Airbus A380’s future is assured with Emirates very close to signing an order with Rolls-Royce to deliver engines for the 36 additional A380s the Dubai-based carrier ordered in February says the airline’s President Sir Tim Clark.
“The deal is just about to be closed, it will be Rolls-Royce”, Sir Tim Clark confirmed in an exclusive interview to Airlineratings.com on the sideline of the APG aviation conference in Monte Carlo, Monaco.
This ends speculation that the whole deal might fall through as airline and engine manufacturers missed several deadlines for the decision on which engines to select.
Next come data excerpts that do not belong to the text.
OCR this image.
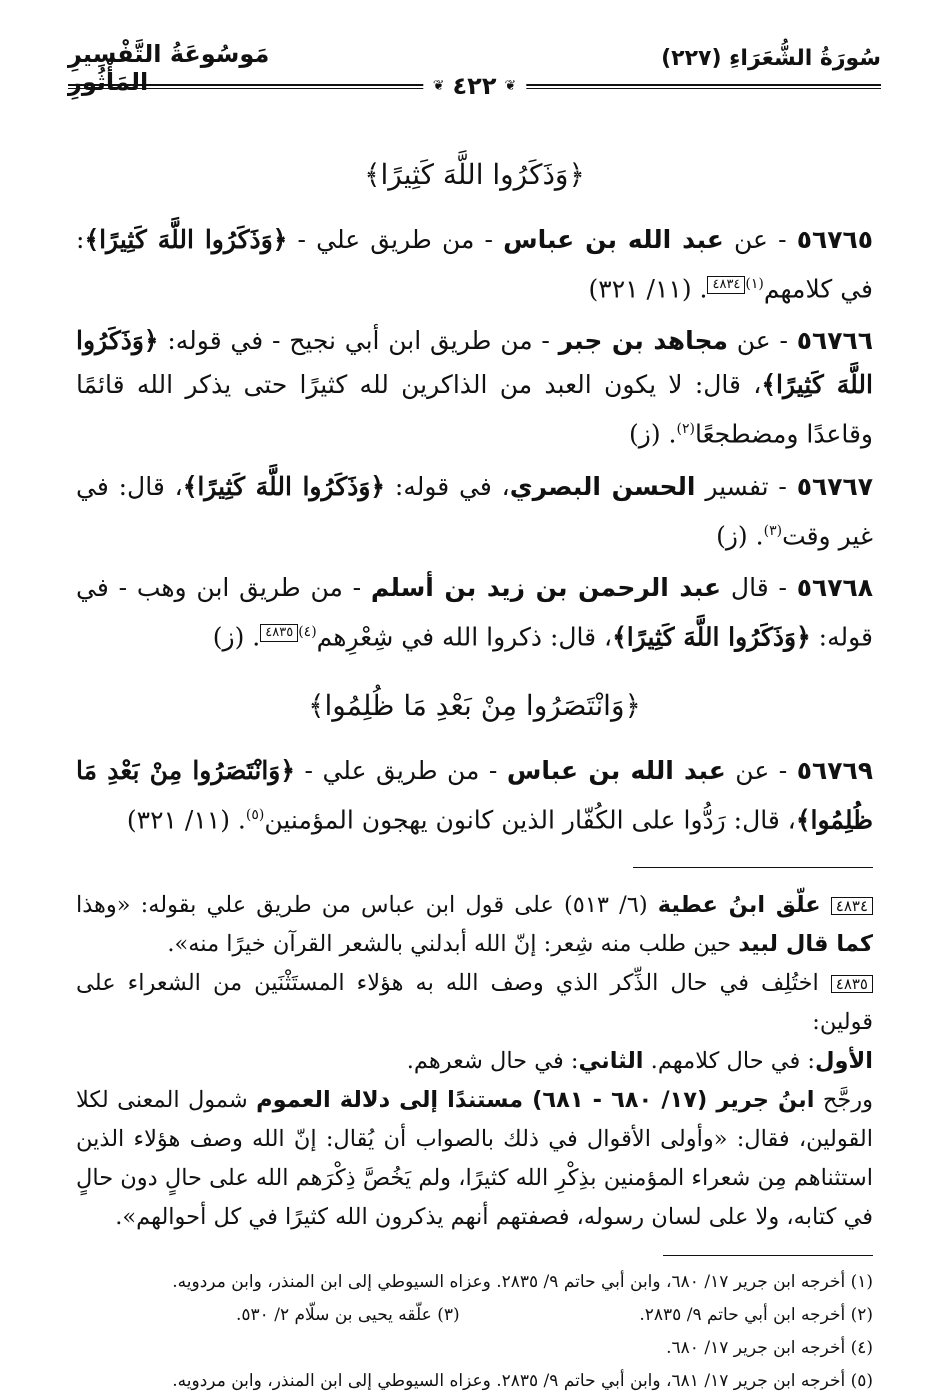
سُورَةُ الشُّعَرَاءِ (٢٢٧)
مَوسُوعَةُ التَّفْسِيرِ المَأْثُورِ	❦
٤٢٢
❦
﴿وَذَكَرُوا اللَّهَ كَثِيرًا﴾
٥٦٧٦٥ - عن عبد الله بن عباس - من طريق علي - ﴿وَذَكَرُوا اللَّهَ كَثِيرًا﴾: في كلامهم$^{(١)}$٤٨٣٤. (١١/ ٣٢١)
٥٦٧٦٦ - عن مجاهد بن جبر - من طريق ابن أبي نجيح - في قوله: ﴿وَذَكَرُوا اللَّهَ كَثِيرًا﴾، قال: لا يكون العبد من الذاكرين لله كثيرًا حتى يذكر الله قائمًا وقاعدًا ومضطجعًا$^{(٢)}$. (ز)
٥٦٧٦٧ - تفسير الحسن البصري، في قوله: ﴿وَذَكَرُوا اللَّهَ كَثِيرًا﴾، قال: في غير وقت$^{(٣)}$. (ز)
٥٦٧٦٨ - قال عبد الرحمن بن زيد بن أسلم - من طريق ابن وهب - في قوله: ﴿وَذَكَرُوا اللَّهَ كَثِيرًا﴾، قال: ذكروا الله في شِعْرِهم$^{(٤)}$٤٨٣٥. (ز)
﴿وَانْتَصَرُوا مِنْ بَعْدِ مَا ظُلِمُوا﴾
٥٦٧٦٩ - عن عبد الله بن عباس - من طريق علي - ﴿وَانْتَصَرُوا مِنْ بَعْدِ مَا ظُلِمُوا﴾، قال: رَدُّوا على الكُفّار الذين كانون يهجون المؤمنين$^{(٥)}$. (١١/ ٣٢١)

٤٨٣٤ علّق ابنُ عطية (٦/ ٥١٣) على قول ابن عباس من طريق علي بقوله: «وهذا كما قال لبيد حين طلب منه شِعر: إنّ الله أبدلني بالشعر القرآن خيرًا منه».

٤٨٣٥ اختُلِف في حال الذِّكر الذي وصف الله به هؤلاء المستَثْنَين من الشعراء على قولين:

الأول: في حال كلامهم. الثاني: في حال شعرهم.

ورجَّح ابنُ جرير (١٧/ ٦٨٠ - ٦٨١) مستندًا إلى دلالة العموم شمول المعنى لكلا القولين، فقال: «وأولى الأقوال في ذلك بالصواب أن يُقال: إنّ الله وصف هؤلاء الذين استثناهم مِن شعراء المؤمنين بذِكْرِ الله كثيرًا، ولم يَخُصَّ ذِكْرَهم الله على حالٍ دون حالٍ في كتابه، ولا على لسان رسوله، فصفتهم أنهم يذكرون الله كثيرًا في كل أحوالهم».

(١) أخرجه ابن جرير ١٧/ ٦٨٠، وابن أبي حاتم ٩/ ٢٨٣٥. وعزاه السيوطي إلى ابن المنذر، وابن مردويه.

(٢) أخرجه ابن أبي حاتم ٩/ ٢٨٣٥.
(٣) علّقه يحيى بن سلّام ٢/ ٥٣٠.

(٤) أخرجه ابن جرير ١٧/ ٦٨٠.

(٥) أخرجه ابن جرير ١٧/ ٦٨١، وابن أبي حاتم ٩/ ٢٨٣٥. وعزاه السيوطي إلى ابن المنذر، وابن مردويه.
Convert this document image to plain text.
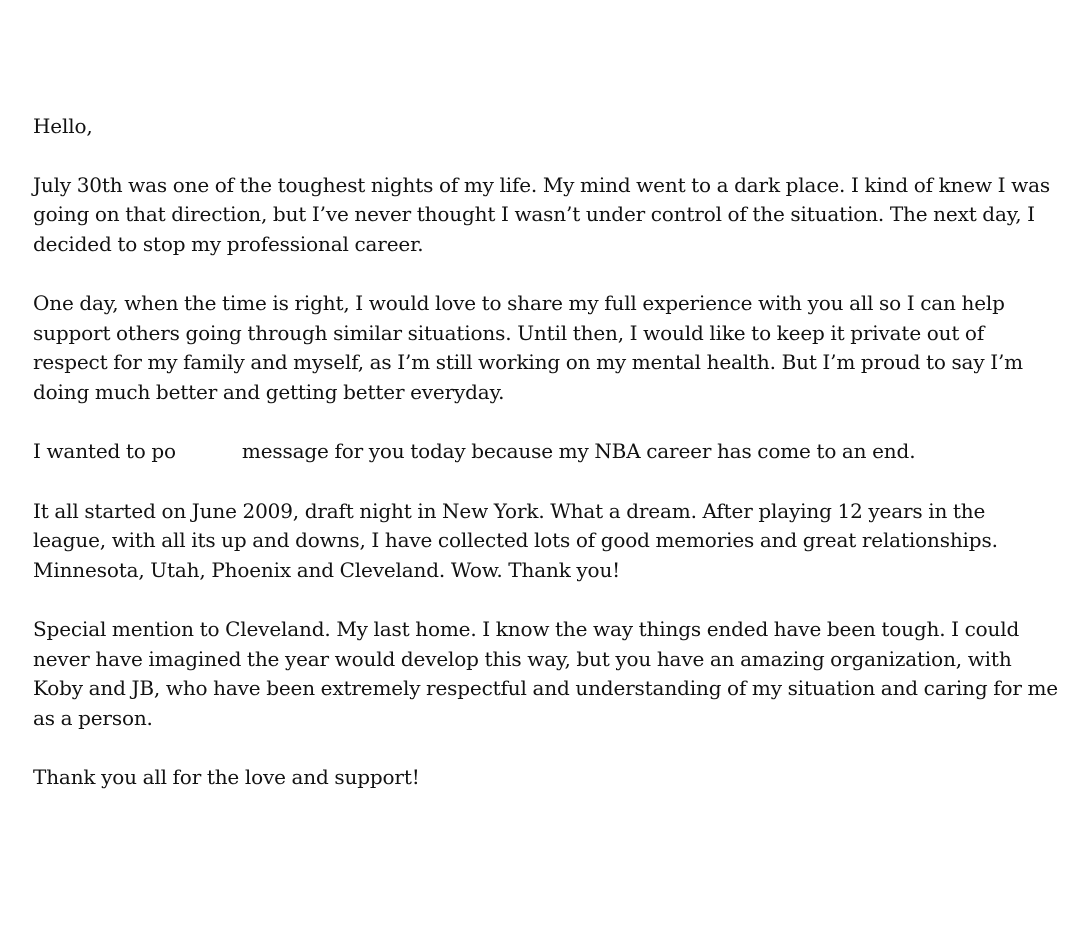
Hello,

July 30th was one of the toughest nights of my life. My mind went to a dark place. I kind of knew I was going on that direction, but I’ve never thought I wasn’t under control of the situation. The next day, I decided to stop my professional career.

One day, when the time is right, I would love to share my full experience with you all so I can help support others going through similar situations. Until then, I would like to keep it private out of respect for my family and myself, as I’m still working on my mental health. But I’m proud to say I’m doing much better and getting better everyday.

I wanted to po	message for you today because my NBA career has come to an end.

It all started on June 2009, draft night in New York. What a dream. After playing 12 years in the league, with all its up and downs, I have collected lots of good memories and great relationships. Minnesota, Utah, Phoenix and Cleveland. Wow. Thank you!

Special mention to Cleveland. My last home. I know the way things ended have been tough. I could never have imagined the year would develop this way, but you have an amazing organization, with Koby and JB, who have been extremely respectful and understanding of my situation and caring for me as a person.

Thank you all for the love and support!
The deadlines were supposed to secure planned delivery from 2020 onwards. So far Emirates had ordered Rolls-Royce engines for 52 of its A380s and Engine Alliance ones for 90 aircraft.
Sir Tim Clark also talked about the delays in the current A380 delivery schedule.
Media speculated this week that the carrier might not be ready to take on more at the moment as the airline faces a pilot shortage and reportedly has stored some A380s at Dubai World Central airport.
But Clark dismissed these conclusions. “We don’t control the delivery stream, Airbus does, it’s called production. Unfortunately, quite a few of the A380 deliveries have slipped and they are all compressed in the back end of the year in the next two months, so we are taking them now.”
There had been speculation that it was Emirates asking for a stretch in the deliveries. “It’s not us delaying anything, one of the aircraft coming now should have been delivered in February, we are talking about a compression, all of them should have been delivered last year and haven’t been”, said Tim Clark when asked by Airlineratings.com
With the current widespread engine troubles in the aviation industry, Clark had some critical remark
“Engine manufacturers were moving too quickly to try to meet specifications. When it came to innovation they did little and sat on their hands, they overpromised and what we see now is the result of that.”
Commenting on the current problems Airbus faces with the geared turbofan (GTF) Pure Power engines by Pratt & Whitney powering the A320neo, Clark said: “I’m not saying GTF is a failure, it should work, I am not altogether sure why it hasn’t worked, whether it’s a metallurgical thing or a simple design flaw I don’t know because we haven’t got them, it’s a real shame but I’m sure Pratt will get it right, they have to.”
He urged propulsion manufacturers to combine innovations found in the LEAP powering the 737 MAXs and the GTFs for A320neos and regional jets with those implemented in high-thrust engines for wide-bodies.
“You see the quantum movements in the technology of thrust and weight driven by the ability of the engine to work hotter and harder, using ceramic technology to keeping the hot sections in check, even that’s under development at the moment. It is not going to a stop where it is today, what I am looking for is seven or ten years out, when all this has been looked at and they come out with better engines, that is what will happen.”
For Emirates itself, he said the biggest challenge currently is higher fuel prices. “At the moment we got huge problems with the fuel price, which is really destroying value for us, it really hit our bottom line quite hard, we haven’t had a good first half year just because of fuel.”